Melton and Moorabool women are being called on to join a clinical trial to improve cervical cancer screening.

The Compass trial, conducted by the VCS Foundation, hopes to recruit more than 80,000 women nationwide.

Bacchus Marsh Medical is one of more than 570 practices around the country where women will be participating in the trial.

About 8000 more women aged between 25 and 38 years, particularly those who have had the human papilloma virus (HPV) vaccine, are needed.

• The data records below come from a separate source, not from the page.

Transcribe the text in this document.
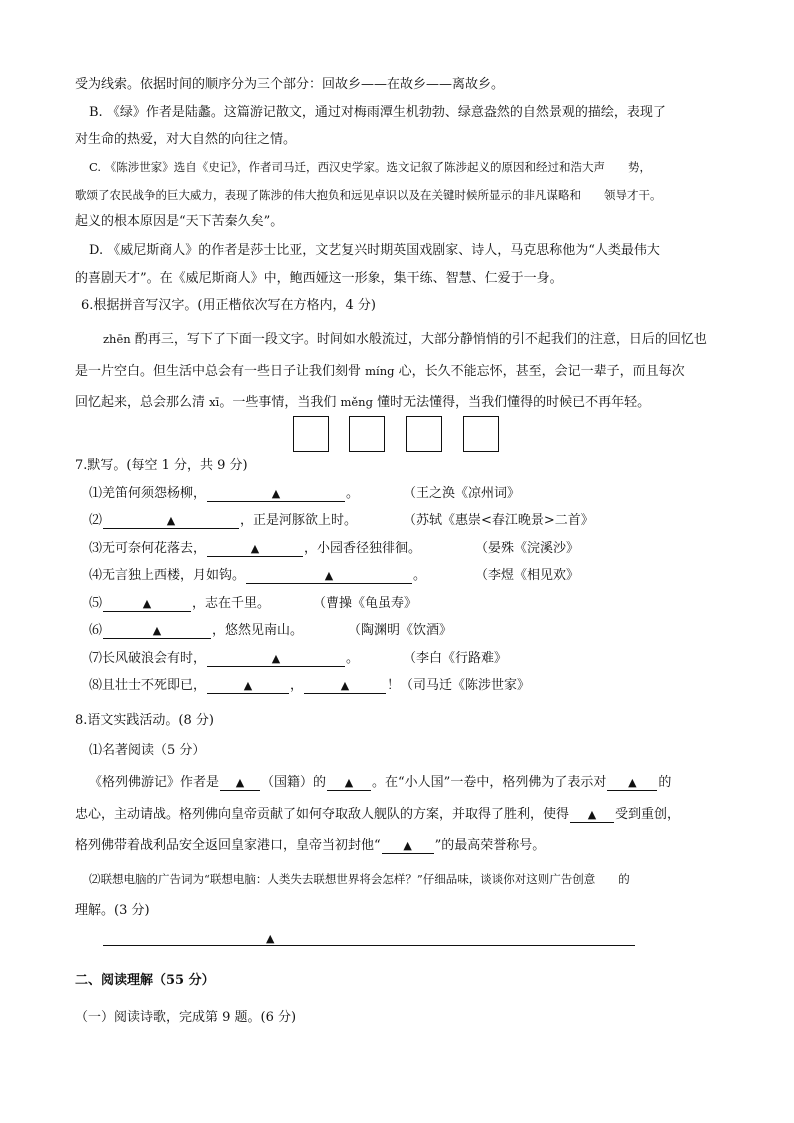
受为线索。依据时间的顺序分为三个部分：回故乡——在故乡——离故乡。
B. 《绿》作者是陆蠡。这篇游记散文，通过对梅雨潭生机勃勃、绿意盎然的自然景观的描绘，表现了
对生命的热爱，对大自然的向往之情。
C. 《陈涉世家》选自《史记》，作者司马迁，西汉史学家。选文记叙了陈涉起义的原因和经过和浩大声　　势，
歌颂了农民战争的巨大威力，表现了陈涉的伟大抱负和远见卓识以及在关键时候所显示的非凡谋略和　　领导才干。
起义的根本原因是“天下苦秦久矣”。
D. 《威尼斯商人》的作者是莎士比亚，文艺复兴时期英国戏剧家、诗人，马克思称他为“人类最伟大
的喜剧天才”。在《威尼斯商人》中，鲍西娅这一形象，集干练、智慧、仁爱于一身。
6.根据拼音写汉字。(用正楷依次写在方格内，4 分)
zhēn 酌再三，写下了下面一段文字。时间如水般流过，大部分静悄悄的引不起我们的注意，日后的回忆也
是一片空白。但生活中总会有一些日子让我们刻骨 míng 心，长久不能忘怀，甚至，会记一辈子，而且每次
回忆起来，总会那么清 xī。一些事情，当我们 měng 懂时无法懂得，当我们懂得的时候已不再年轻。
7.默写。(每空 1 分，共 9 分)
⑴羌笛何须怨杨柳，	▲	。	（王之涣《凉州词》
⑵	▲	，正是河豚欲上时。	（苏轼《惠崇<春江晚景>二首》
⑶无可奈何花落去，	▲	，小园香径独徘徊。	（晏殊《浣溪沙》
⑷无言独上西楼，月如钩。	▲	。	（李煜《相见欢》
⑸	▲	，志在千里。	（曹操《龟虽寿》
⑹	▲	，悠然见南山。	（陶渊明《饮酒》
⑺长风破浪会有时，	▲	。	（李白《行路难》
⑻且壮士不死即已，	▲	，	▲	！（司马迁《陈涉世家》
8.语文实践活动。(8 分)
⑴名著阅读（5 分）
《格列佛游记》作者是 ▲ （国籍）的 ▲ 。在“小人国”一卷中，格列佛为了表示对 ▲ 的
忠心，主动请战。格列佛向皇帝贡献了如何夺取敌人舰队的方案，并取得了胜利，使得 ▲ 受到重创，
格列佛带着战利品安全返回皇家港口，皇帝当初封他“ ▲ ”的最高荣誉称号。
⑵联想电脑的广告词为“联想电脑：人类失去联想世界将会怎样？”仔细品味，谈谈你对这则广告创意　　的
理解。(3 分)
▲
二、阅读理解（55 分）
（一）阅读诗歌，完成第 9 题。(6 分)
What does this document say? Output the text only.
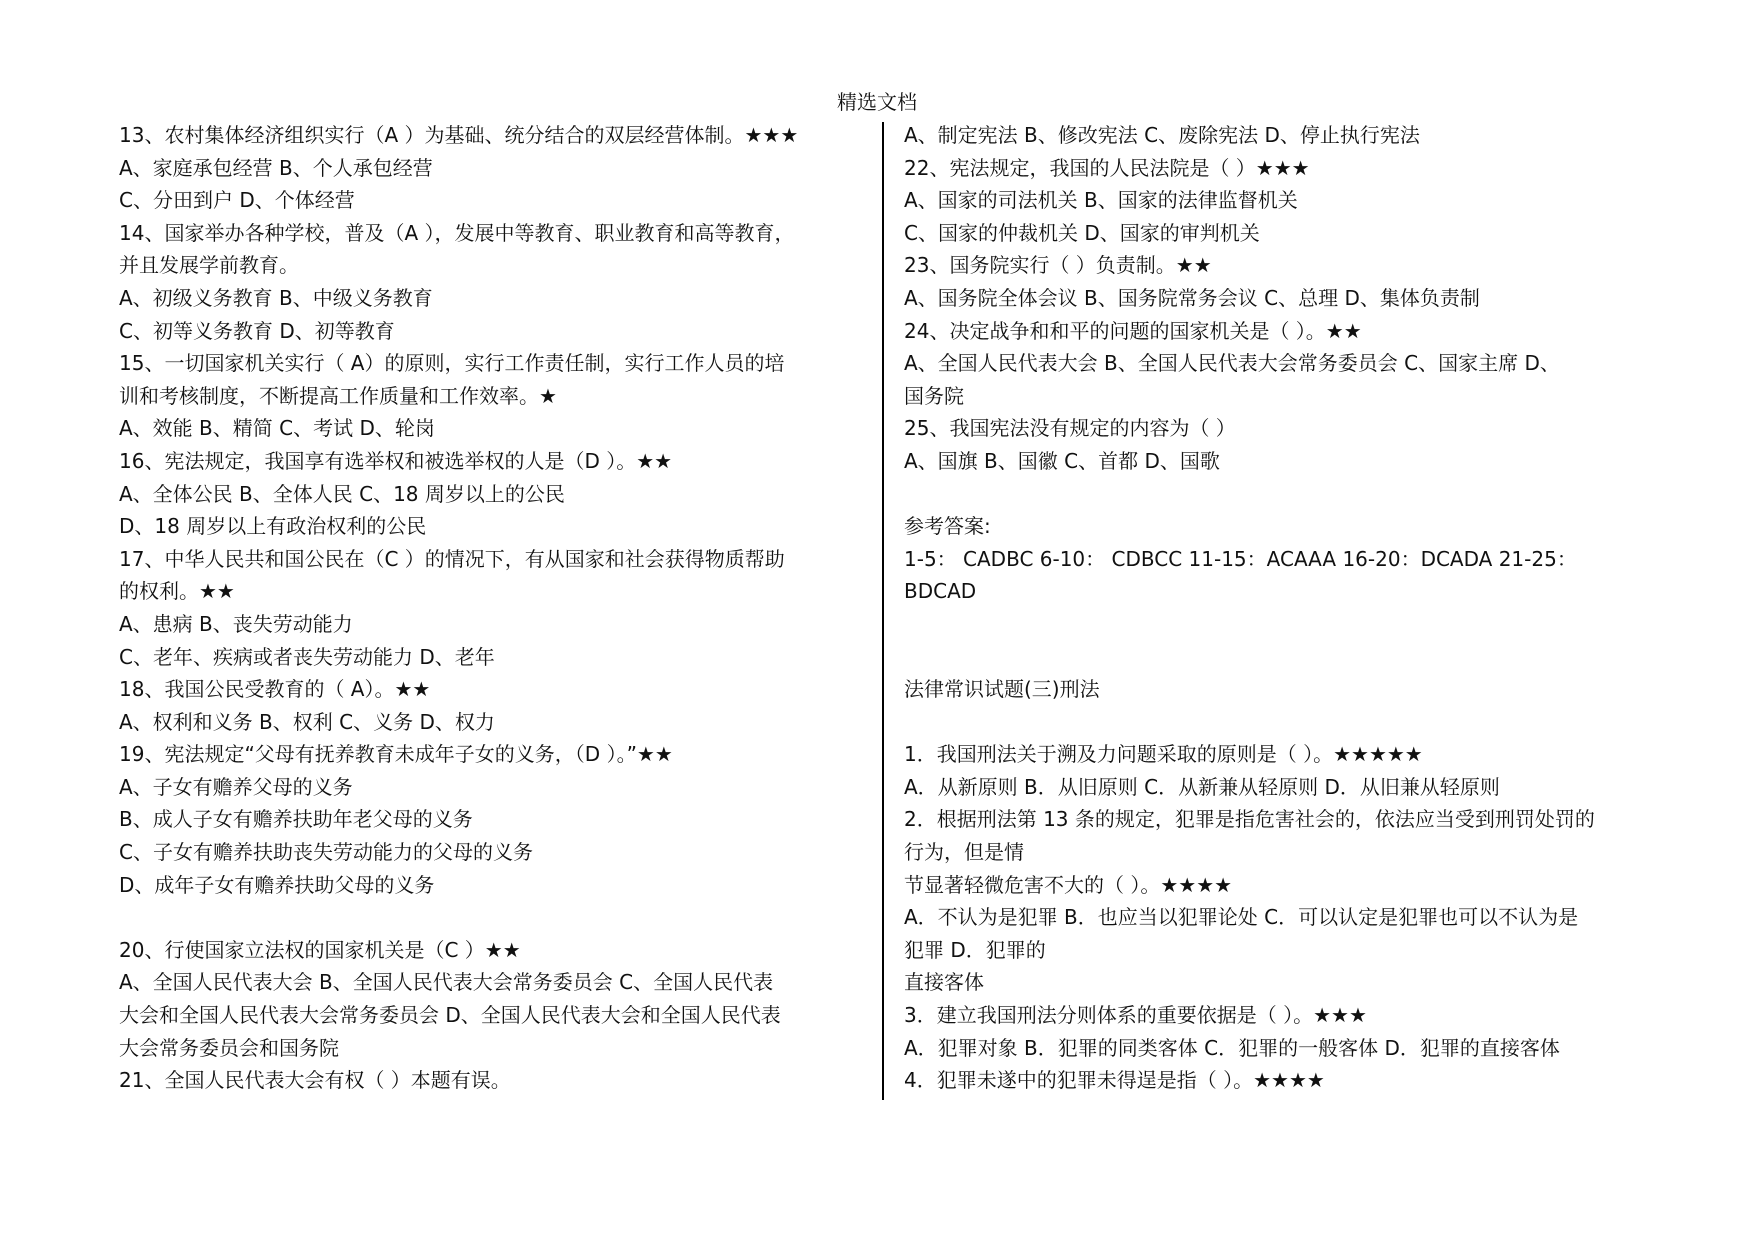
精选文档
13、农村集体经济组织实行（A ）为基础、统分结合的双层经营体制。★★★
A、家庭承包经营 B、个人承包经营
C、分田到户 D、个体经营
14、国家举办各种学校，普及（A ），发展中等教育、职业教育和高等教育，
并且发展学前教育。
A、初级义务教育 B、中级义务教育
C、初等义务教育 D、初等教育
15、一切国家机关实行（ A）的原则，实行工作责任制，实行工作人员的培
训和考核制度，不断提高工作质量和工作效率。★
A、效能 B、精简 C、考试 D、轮岗
16、宪法规定，我国享有选举权和被选举权的人是（D ）。★★
A、全体公民 B、全体人民 C、18 周岁以上的公民
D、18 周岁以上有政治权利的公民
17、中华人民共和国公民在（C ）的情况下，有从国家和社会获得物质帮助
的权利。★★
A、患病 B、丧失劳动能力
C、老年、疾病或者丧失劳动能力 D、老年
18、我国公民受教育的（ A）。★★
A、权利和义务 B、权利 C、义务 D、权力
19、宪法规定“父母有抚养教育未成年子女的义务，（D ）。”★★
A、子女有赡养父母的义务
B、成人子女有赡养扶助年老父母的义务
C、子女有赡养扶助丧失劳动能力的父母的义务
D、成年子女有赡养扶助父母的义务
20、行使国家立法权的国家机关是（C ）★★
A、全国人民代表大会 B、全国人民代表大会常务委员会 C、全国人民代表
大会和全国人民代表大会常务委员会 D、全国人民代表大会和全国人民代表
大会常务委员会和国务院
21、全国人民代表大会有权（ ）本题有误。
A、制定宪法 B、修改宪法 C、废除宪法 D、停止执行宪法
22、宪法规定，我国的人民法院是（ ）★★★
A、国家的司法机关 B、国家的法律监督机关
C、国家的仲裁机关 D、国家的审判机关
23、国务院实行（ ）负责制。★★
A、国务院全体会议 B、国务院常务会议 C、总理 D、集体负责制
24、决定战争和和平的问题的国家机关是（ ）。★★
A、全国人民代表大会 B、全国人民代表大会常务委员会 C、国家主席 D、
国务院
25、我国宪法没有规定的内容为（ ）
A、国旗 B、国徽 C、首都 D、国歌
参考答案:
1-5： CADBC 6-10： CDBCC 11-15：ACAAA 16-20：DCADA 21-25：
BDCAD
法律常识试题(三)刑法
1．我国刑法关于溯及力问题采取的原则是（ ）。★★★★★
A．从新原则 B．从旧原则 C．从新兼从轻原则 D．从旧兼从轻原则
2．根据刑法第 13 条的规定，犯罪是指危害社会的，依法应当受到刑罚处罚的
行为，但是情
节显著轻微危害不大的（ ）。★★★★
A．不认为是犯罪 B．也应当以犯罪论处 C．可以认定是犯罪也可以不认为是
犯罪 D．犯罪的
直接客体
3．建立我国刑法分则体系的重要依据是（ ）。★★★
A．犯罪对象 B．犯罪的同类客体 C．犯罪的一般客体 D．犯罪的直接客体
4．犯罪未遂中的犯罪未得逞是指（ ）。★★★★
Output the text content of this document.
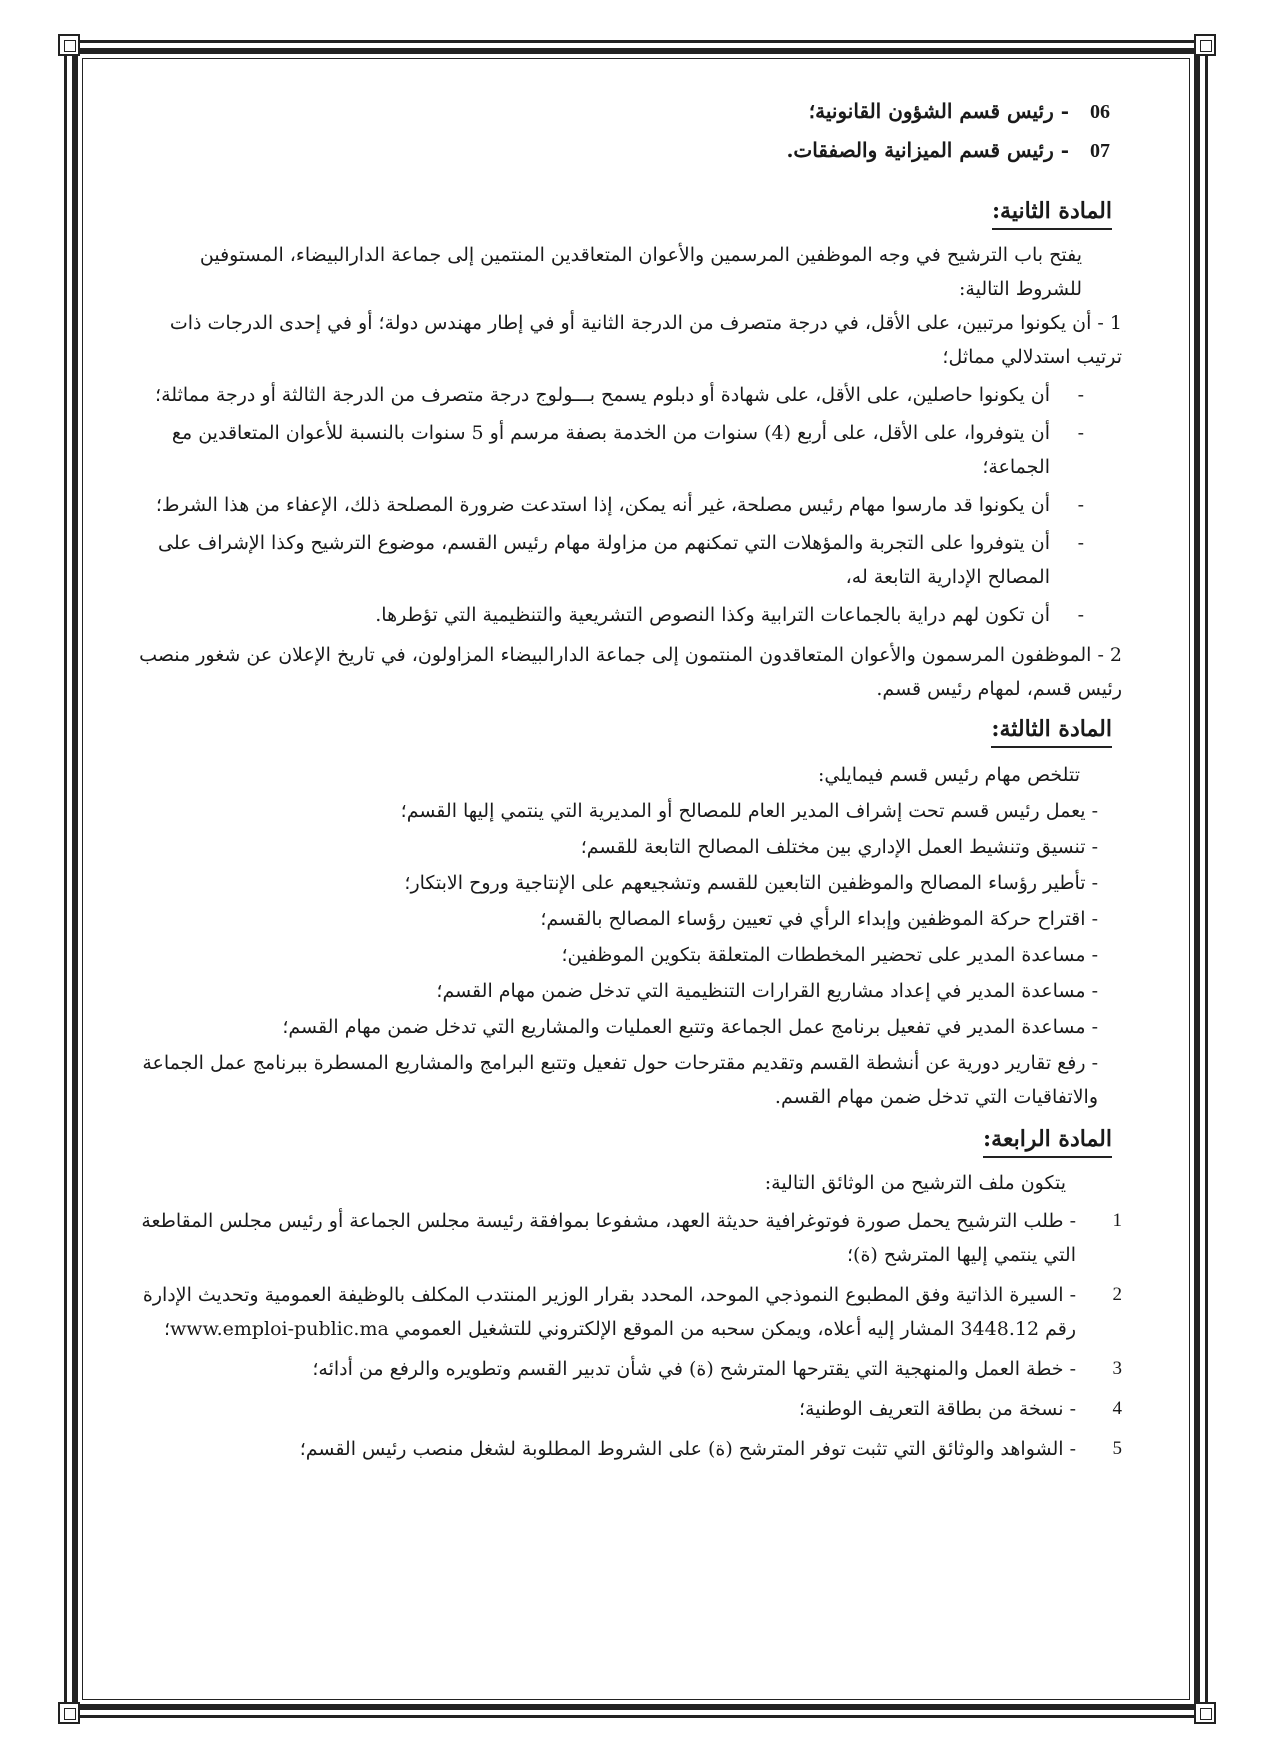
06 - رئيس قسم الشؤون القانونية؛
07 - رئيس قسم الميزانية والصفقات.
المادة الثانية:

يفتح باب الترشيح في وجه الموظفين المرسمين والأعوان المتعاقدين المنتمين إلى جماعة الدارالبيضاء، المستوفين للشروط التالية:

1 - أن يكونوا مرتبين، على الأقل، في درجة متصرف من الدرجة الثانية أو في إطار مهندس دولة؛ أو في إحدى الدرجات ذات ترتيب استدلالي مماثل؛

- أن يكونوا حاصلين، على الأقل، على شهادة أو دبلوم يسمح بـــولوج درجة متصرف من الدرجة الثالثة أو درجة مماثلة؛
- أن يتوفروا، على الأقل، على أربع (4) سنوات من الخدمة بصفة مرسم أو 5 سنوات بالنسبة للأعوان المتعاقدين مع الجماعة؛
- أن يكونوا قد مارسوا مهام رئيس مصلحة، غير أنه يمكن، إذا استدعت ضرورة المصلحة ذلك، الإعفاء من هذا الشرط؛
- أن يتوفروا على التجربة والمؤهلات التي تمكنهم من مزاولة مهام رئيس القسم، موضوع الترشيح وكذا الإشراف على المصالح الإدارية التابعة له،
- أن تكون لهم دراية بالجماعات الترابية وكذا النصوص التشريعية والتنظيمية التي تؤطرها.

2 - الموظفون المرسمون والأعوان المتعاقدون المنتمون إلى جماعة الدارالبيضاء المزاولون، في تاريخ الإعلان عن شغور منصب رئيس قسم، لمهام رئيس قسم.

المادة الثالثة:
تتلخص مهام رئيس قسم فيمايلي:
- يعمل رئيس قسم تحت إشراف المدير العام للمصالح أو المديرية التي ينتمي إليها القسم؛
- تنسيق وتنشيط العمل الإداري بين مختلف المصالح التابعة للقسم؛
- تأطير رؤساء المصالح والموظفين التابعين للقسم وتشجيعهم على الإنتاجية وروح الابتكار؛
- اقتراح حركة الموظفين وإبداء الرأي في تعيين رؤساء المصالح بالقسم؛
- مساعدة المدير على تحضير المخططات المتعلقة بتكوين الموظفين؛
- مساعدة المدير في إعداد مشاريع القرارات التنظيمية التي تدخل ضمن مهام القسم؛
- مساعدة المدير في تفعيل برنامج عمل الجماعة وتتبع العمليات والمشاريع التي تدخل ضمن مهام القسم؛
- رفع تقارير دورية عن أنشطة القسم وتقديم مقترحات حول تفعيل وتتبع البرامج والمشاريع المسطرة ببرنامج عمل الجماعة والاتفاقيات التي تدخل ضمن مهام القسم.
المادة الرابعة:

يتكون ملف الترشيح من الوثائق التالية:

1
- طلب الترشيح يحمل صورة فوتوغرافية حديثة العهد، مشفوعا بموافقة رئيسة مجلس الجماعة أو رئيس مجلس المقاطعة التي ينتمي إليها المترشح (ة)؛
2
- السيرة الذاتية وفق المطبوع النموذجي الموحد، المحدد بقرار الوزير المنتدب المكلف بالوظيفة العمومية وتحديث الإدارة رقم 3448.12 المشار إليه أعلاه، ويمكن سحبه من الموقع الإلكتروني للتشغيل العمومي www.emploi-public.ma؛
3
- خطة العمل والمنهجية التي يقترحها المترشح (ة) في شأن تدبير القسم وتطويره والرفع من أدائه؛
4
- نسخة من بطاقة التعريف الوطنية؛
5
- الشواهد والوثائق التي تثبت توفر المترشح (ة) على الشروط المطلوبة لشغل منصب رئيس القسم؛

Co-principal investigator Marion Saville said the trial is crucial to influence screening practices here and around the world.

“For the scientific evidence generated to be strong and robust we need a significant number of participants, in this case 82,303 Australian women,” associate professor Saville said.

She said nearly all cervical cancers were caused by persistent infection with certain types of HPV.

“HPV testing is a better way to find lesions that otherwise may become cancers but we are also using the trial to identify the best way to refine the testing to avoid sending too many healthy women for further tests,” associate professor Saville said.

Dr Noor Zannat, of Bacchus Marsh Medical Clinic, said that while many Melton and Moorabool women were already supporting the trial more local women were needed.

“This trial is a powerful example of women helping other women,” Dr Zanat said.

“If we can confirm the best way of screening using the HPV test, the Compass Trial will completely change the direction of how we screen and prevent cervical cancer globally.

“The Compass Trial is a remarkable Australian medical milestone and I’d encourage all eligible women and practitioners to become a part of scientific history.”